Wednesday, May 11, 2005

New Post from R' Dov Bar-Leib

Here's an incredible new post from the End of Days blog. Summarizing it would take too long, and wouldn't do it justice. However, if I had to do it in 4 words:

5766 is the year.


At Wed May 11, 07:30:00 PM 2005, Blogger MatzahNacho said...

The new post at the End of Days blog is fantastic.

One thing I find interesting, that I keep forgetting to mention, is that I had heard the Mayan calendar is due to "end" in 2012, which just so happens to be at the end of the seven year period that Dov Bar-Leib discusses in his new post. I did a search on it yesterday and not only did I find sites talking about that calendar ending, but I came across other sites with a kind of mixture of sources and backgrounds that seem to think from 2006-2012 is the grand finale of history as we know it. Interesting that so many, even non-Jewish sources, seem to agree.
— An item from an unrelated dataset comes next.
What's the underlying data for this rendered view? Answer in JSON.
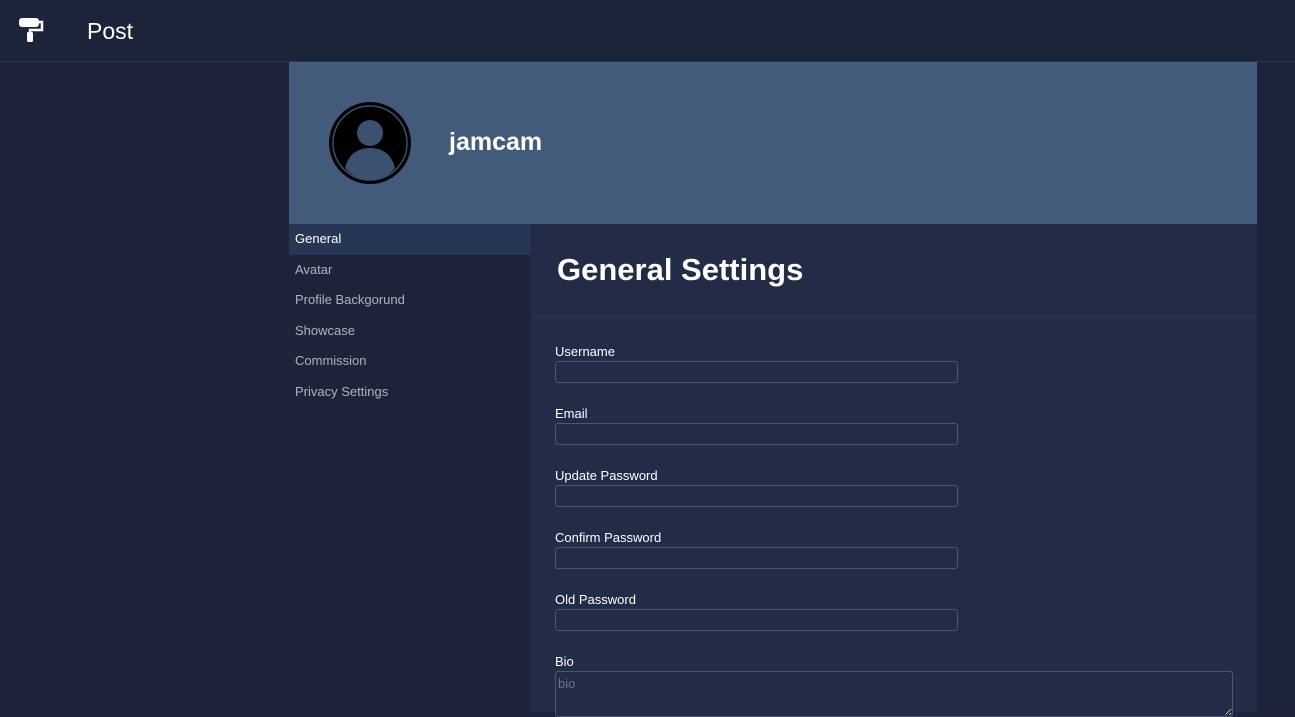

Another thing I've been wanting to mention, after reading the "Hold On to Your Seat!" post by Dov Bar-Leib regarding the cosmic clock. He said this year, 5765 possibly represents the 15th of Nissan and Tishre, the first days of Pesach and Sukkot, and therefore the beginning of the Redemption period. Since both holidays are 7 (or 8) days long, that also fits in with the concept that there will be several years involved in the process.

Anyway, just some thoughts on his recent posts over there.

At Wed May 25, 05:55:00 PM 2005, Anonymous Anonymous said...

I hope 5766 is the year

At Wed May 25, 06:13:00 PM 2005, Anonymous Anonymous said...

One can also make another fascinating observation about the year 5766, since that is the year encoded with "atomic holocaust" in the "Bible Code." Of course, such an assertion depends on whether or not one accepts the "Bible Code" as a truly valid method of interpretation. I, myself, believe in the existence of the "Bible Code," however, since it is possible for us to choose our own destiny (an implication of free-will), there are different paths we can choose to take in order to arrive at the Final Redemption, and, thus, t'shuvah (repenting, thereby returning to Hashem) is still a valid, and, indeed, more preferable way for the Redemption to occur. Repentance is truly a more admirable way to culminate our history as the Jewish people and bring about our long-awaited Redemption with the arrival of Moshiach ben Yosef and Moshiach ben David soon in our days!